Monument Valley, Navajo Nation

If you survive the journey, the hands of a desert god wave to greet you.

First you must trust that there will be water, for you are not of the desert. You are a guest, a stranger: you drink water without knowing where it comes from. Your ancestors wallowed in water. The hands of their gods are tucked deep in muddy pockets. The gods of northern Europe had life springing from every moist orifice… Ymir died with a forest growing from his head.

You miss trees immediately, and when you come upon a piñon who has found a spot moist and shaded enough to make a life in, you reach for him.

Dry place— it rattles in the chamisa, whirls in the dust— dry place.

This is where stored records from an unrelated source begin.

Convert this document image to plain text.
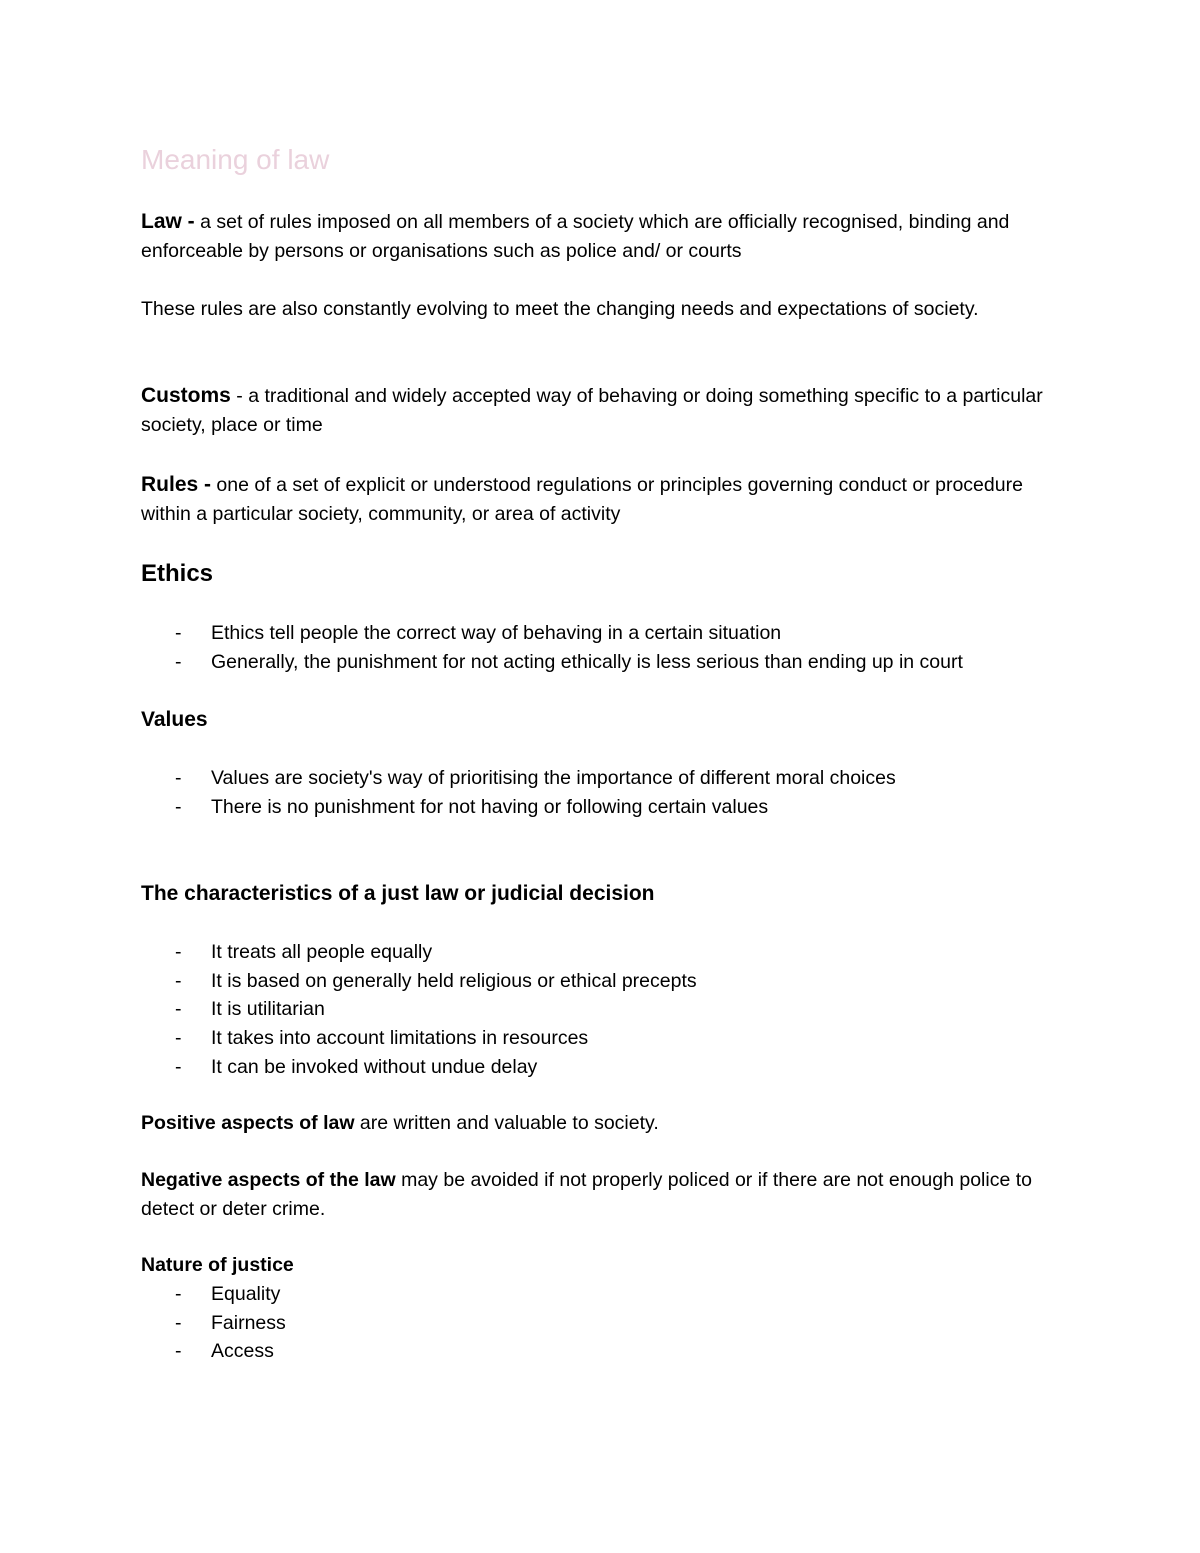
Meaning of law

Law - a set of rules imposed on all members of a society which are officially recognised, binding and enforceable by persons or organisations such as police and/ or courts

These rules are also constantly evolving to meet the changing needs and expectations of society.

Customs - a traditional and widely accepted way of behaving or doing something specific to a particular society, place or time

Rules - one of a set of explicit or understood regulations or principles governing conduct or procedure within a particular society, community, or area of activity

Ethics
- Ethics tell people the correct way of behaving in a certain situation
- Generally, the punishment for not acting ethically is less serious than ending up in court
Values
- Values are society's way of prioritising the importance of different moral choices
- There is no punishment for not having or following certain values
The characteristics of a just law or judicial decision
- It treats all people equally
- It is based on generally held religious or ethical precepts
- It is utilitarian
- It takes into account limitations in resources
- It can be invoked without undue delay

Positive aspects of law are written and valuable to society.

Negative aspects of the law may be avoided if not properly policed or if there are not enough police to detect or deter crime.

Nature of justice

- Equality
- Fairness
- Access
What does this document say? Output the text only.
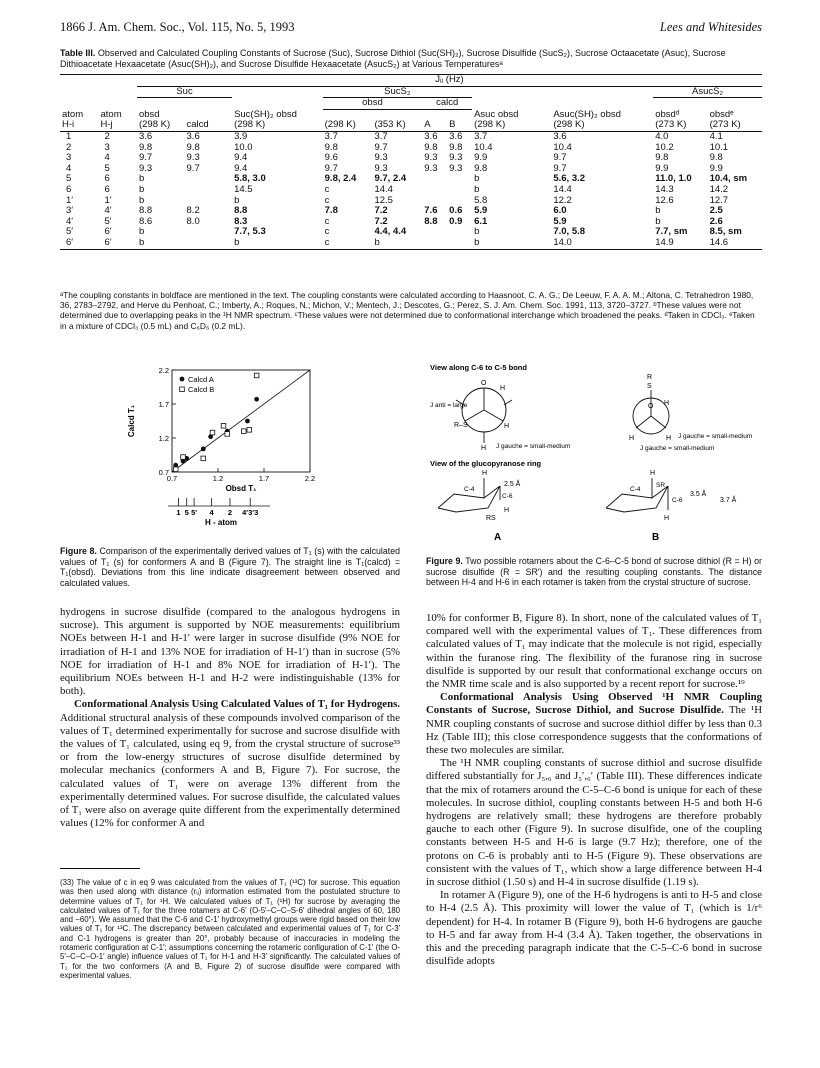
1866 J. Am. Chem. Soc., Vol. 115, No. 5, 1993	Lees and Whitesides
Table III. Observed and Calculated Coupling Constants of Sucrose (Suc), Sucrose Dithiol (Suc(SH)₂), Sucrose Disulfide (SucS₂), Sucrose Octaacetate (Asuc), Sucrose Dithioacetate Hexaacetate (Asuc(SH)₂), and Sucrose Disulfide Hexaacetate (AsucS₂) at Various Temperaturesᵃ
		Jᵢⱼ (Hz)										
		Suc			SucS₂						AsucS₂	
					obsd		calcd					
atom	atom	obsd		Suc(SH)₂ obsd					Asuc obsd	Asuc(SH)₂ obsd	obsdᵈ	obsdᵉ
H-i	H-j	(298 K)	calcd	(298 K)	(298 K)	(353 K)	A	B	(298 K)	(298 K)	(273 K)	(273 K)
1	2	3.6	3.6	3.9	3.7	3.7	3.6	3.6	3.7	3.6	4.0	4.1
2	3	9.8	9.8	10.0	9.8	9.7	9.8	9.8	10.4	10.4	10.2	10.1
3	4	9.7	9.3	9.4	9.6	9.3	9.3	9.3	9.9	9.7	9.8	9.8
4	5	9.3	9.7	9.4	9.7	9.3	9.3	9.3	9.8	9.7	9.9	9.9
5	6	b		5.8, 3.0	9.8, 2.4	9.7, 2.4			b	5.6, 3.2	11.0, 1.0	10.4, sm
6	6	b		14.5	c	14.4			b	14.4	14.3	14.2
1′	1′	b		b	c	12.5			5.8	12.2	12.6	12.7
3′	4′	8.8	8.2	8.8	7.8	7.2	7.6	0.6	5.9	6.0	b	2.5
4′	5′	8.6	8.0	8.3	c	7.2	8.8	0.9	6.1	5.9	b	2.6
5′	6′	b		7.7, 5.3	c	4.4, 4.4			b	7.0, 5.8	7.7, sm	8.5, sm
6′	6′	b		b	c	b			b	14.0	14.9	14.6
ᵃThe coupling constants in boldface are mentioned in the text. The coupling constants were calculated according to Haasnoot, C. A. G.; De Leeuw, F. A. A. M.; Altona, C. Tetrahedron 1980, 36, 2783–2792, and Herve du Penhoat, C.; Imberty, A.; Roques, N.; Michon, V.; Mentech, J.; Descotes, G.; Perez, S. J. Am. Chem. Soc. 1991, 113, 3720–3727. ᵇThese values were not determined due to overlapping peaks in the ¹H NMR spectrum. ᶜThese values were not determined due to conformational interchange which broadened the peaks. ᵈTaken in CDCl₃. ᵉTaken in a mixture of CDCl₃ (0.5 mL) and C₆D₆ (0.2 mL).
0.7
0.7
1.2
1.2
1.7
1.7
2.2
2.2
Calcd A
Calcd B
Obsd T₁
Calcd T₁
1 5 5′ 4 2 4′3′3
H - atom
Figure 8. Comparison of the experimentally derived values of T₁ (s) with the calculated values of T₁ (s) for conformers A and B (Figure 7). The straight line is T₁(calcd) = T₁(obsd). Deviations from this line indicate disagreement between observed and calculated values.
View along C-6 to C-5 bond
O
H
R–S	H
H
J anti = large
J gauche = small-medium
R
S
O H
H	H J gauche = small-medium
J gauche = small-medium
View of the glucopyranose ring
H
C-4
C-6
2.5 Å
RS
H
A
H
C-4
SR
C-6
3.5 Å
3.7 Å
H
B
Figure 9. Two possible rotamers about the C-6–C-5 bond of sucrose dithiol (R = H) or sucrose disulfide (R = SR′) and the resulting coupling constants. The distance between H-4 and H-6 in each rotamer is taken from the crystal structure of sucrose.

hydrogens in sucrose disulfide (compared to the analogous hydrogens in sucrose). This argument is supported by NOE measurements: equilibrium NOEs between H-1 and H-1′ were larger in sucrose disulfide (9% NOE for irradiation of H-1 and 13% NOE for irradiation of H-1′) than in sucrose (5% NOE for irradiation of H-1 and 8% NOE for irradiation of H-1′). The equilibrium NOEs between H-1 and H-2 were indistinguishable (13% for both).

Conformational Analysis Using Calculated Values of T₁ for Hydrogens. Additional structural analysis of these compounds involved comparison of the values of T₁ determined experimentally for sucrose and sucrose disulfide with the values of T₁ calculated, using eq 9, from the crystal structure of sucrose³³ or from the low-energy structures of sucrose disulfide determined by molecular mechanics (conformers A and B, Figure 7). For sucrose, the calculated values of T₁ were on average 13% different from the experimentally determined values. For sucrose disulfide, the calculated values of T₁ were also on average quite different from the experimentally determined values (12% for conformer A and

(33) The value of c in eq 9 was calculated from the values of T₁ (¹³C) for sucrose. This equation was then used along with distance (rᵢⱼ) information estimated from the postulated structure to determine values of T₁ for ¹H. We calculated values of T₁ (¹H) for sucrose by averaging the calculated values of T₁ for the three rotamers at C-6′ (O-5′–C–C–S-6′ dihedral angles of 60, 180 and −60°). We assumed that the C-6 and C-1′ hydroxymethyl groups were rigid based on their low values of T₁ for ¹³C. The discrepancy between calculated and experimental values of T₁ for C-3′ and C-1 hydrogens is greater than 20°, probably because of inaccuracies in modeling the rotameric configuration at C-1′; assumptions concerning the rotameric configuration of C-1′ (the O-5′–C–C–O-1′ angle) influence values of T₁ for H-1 and H-3′ significantly. The calculated values of T₁ for the two conformers (A and B, Figure 2) of sucrose disulfide were compared with experimental values.

10% for conformer B, Figure 8). In short, none of the calculated values of T₁ compared well with the experimental values of T₁. These differences from calculated values of T₁ may indicate that the molecule is not rigid, especially within the furanose ring. The flexibility of the furanose ring in sucrose disulfide is supported by our result that conformational exchange occurs on the NMR time scale and is also supported by a recent report for sucrose.¹⁹

Conformational Analysis Using Observed ¹H NMR Coupling Constants of Sucrose, Sucrose Dithiol, and Sucrose Disulfide. The ¹H NMR coupling constants of sucrose and sucrose dithiol differ by less than 0.3 Hz (Table III); this close correspondence suggests that the conformations of these two molecules are similar.

The ¹H NMR coupling constants of sucrose dithiol and sucrose disulfide differed substantially for J₅,₆ and J₅′,₆′ (Table III). These differences indicate that the mix of rotamers around the C-5–C-6 bond is unique for each of these molecules. In sucrose dithiol, coupling constants between H-5 and both H-6 hydrogens are relatively small; these hydrogens are therefore probably gauche to each other (Figure 9). In sucrose disulfide, one of the coupling constants between H-5 and H-6 is large (9.7 Hz); therefore, one of the protons on C-6 is probably anti to H-5 (Figure 9). These observations are consistent with the values of T₁, which show a large difference between H-4 in sucrose dithiol (1.50 s) and H-4 in sucrose disulfide (1.19 s).

In rotamer A (Figure 9), one of the H-6 hydrogens is anti to H-5 and close to H-4 (2.5 Å). This proximity will lower the value of T₁ (which is 1/r⁶ dependent) for H-4. In rotamer B (Figure 9), both H-6 hydrogens are gauche to H-5 and far away from H-4 (3.4 Å). Taken together, the observations in this and the preceding paragraph indicate that the C-5–C-6 bond in sucrose disulfide adopts
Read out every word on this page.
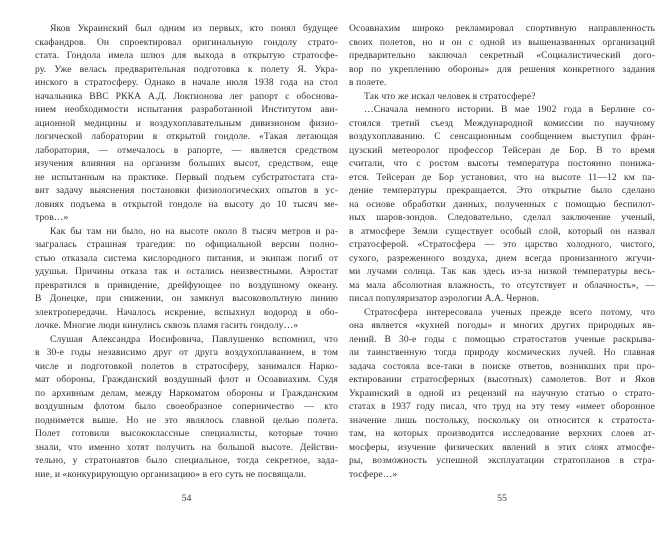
Яков Украинский был одним из первых, кто понял будущее
скафандров. Он спроектировал оригинальную гондолу страто-
стата. Гондола имела шлюз для выхода в открытую стратосфе-
ру. Уже велась предварительная подготовка к полету Я. Укра-
инского в стратосферу. Однако в начале июля 1938 года на стол
начальника ВВС РККА А.Д. Локтионова лег рапорт с обоснова-
нием необходимости испытания разработанной Институтом ави-
ационной медицины и воздухоплавательным дивизионом физио-
логической лаборатории в открытой гондоле. «Такая летающая
лаборатория, — отмечалось в рапорте, — является средством
изучения влияния на организм больших высот, средством, еще
не испытанным на практике. Первый подъем субстратостата ста-
вит задачу выяснения постановки физиологических опытов в ус-
ловиях подъема в открытой гондоле на высоту до 10 тысяч ме-
тров…»
Как бы там ни было, но на высоте около 8 тысяч метров и ра-
зыгралась страшная трагедия: по официальной версии полно-
стью отказала система кислородного питания, и экипаж погиб от
удушья. Причины отказа так и остались неизвестными. Аэростат
превратился в привидение, дрейфующее по воздушному океану.
В Донецке, при снижении, он замкнул высоковольтную линию
электропередачи. Началось искрение, вспыхнул водород в обо-
лочке. Многие люди кинулись сквозь пламя гасить гондолу…»
Слушая Александра Иосифовича, Павлушенко вспомнил, что
в 30-е годы независимо друг от друга воздухоплаванием, в том
числе и подготовкой полетов в стратосферу, занимался Нарко-
мат обороны, Гражданский воздушный флот и Осоавиахим. Судя
по архивным делам, между Наркоматом обороны и Гражданским
воздушным флотом было своеобразное соперничество — кто
поднимется выше. Но не это являлось главной целью полета.
Полет готовили высококлассные специалисты, которые точно
знали, что именно хотят получить на большой высоте. Действи-
тельно, у стратонавтов было специальное, тогда секретное, зада-
ние, и «конкурирующую организацию» в его суть не посвящали.
54
Осоавиахим широко рекламировал спортивную направленность
своих полетов, но и он с одной из вышеназванных организаций
предварительно заключал секретный «Социалистический дого-
вор по укреплению обороны» для решения конкретного задания
в полете.
Так что же искал человек в стратосфере?
…Сначала немного истории. В мае 1902 года в Берлине со-
стоялся третий съезд Международной комиссии по научному
воздухоплаванию. С сенсационным сообщением выступил фран-
цузский метеоролог профессор Тейсеран де Бор. В то время
считали, что с ростом высоты температура постоянно понижа-
ется. Тейсеран де Бор установил, что на высоте 11—12 км па-
дение температуры прекращается. Это открытие было сделано
на основе обработки данных, полученных с помощью беспилот-
ных шаров-зондов. Следовательно, сделал заключение ученый,
в атмосфере Земли существует особый слой, который он назвал
стратосферой. «Стратосфера — это царство холодного, чистого,
сухого, разреженного воздуха, днем всегда пронизанного жгучи-
ми лучами солнца. Так как здесь из-за низкой температуры весь-
ма мала абсолютная влажность, то отсутствует и облачность», —
писал популяризатор аэрологии А.А. Чернов.
Стратосфера интересовала ученых прежде всего потому, что
она является «кухней погоды» и многих других природных яв-
лений. В 30-е годы с помощью стратостатов ученые раскрыва-
ли таинственную тогда природу космических лучей. Но главная
задача состояла все-таки в поиске ответов, возникших при про-
ектировании стратосферных (высотных) самолетов. Вот и Яков
Украинский в одной из рецензий на научную статью о страто-
статах в 1937 году писал, что труд на эту тему «имеет оборонное
значение лишь постольку, поскольку он относится к стратоста-
там, на которых производится исследование верхних слоев ат-
мосферы, изучение физических явлений в этих слоях атмосфе-
ры, возможность успешной эксплуатации стратопланов в стра-
тосфере…»
55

We have always been there, say the Diné, and I know how they know: when you have walked here, the desert paints you in its own image. You cannot be here without the red dust rising from your feet to settle on every inch of skin. How can a people be from somewhere else if they have always worn the red dust, from birth?

And, of course, there is not enough water to submerge yourself in, not unless you travel down, down, down the risky fissure in the world to the San Juan River, and bathe in the inexplicable green.

On the way back up, five-hundred weary feet, you will become red again, unless you should fall. It would be easy, so easy, on the crumbling lip of the desert. Then it would swallow you.

So, if they have always worn the red dust, they have always been here.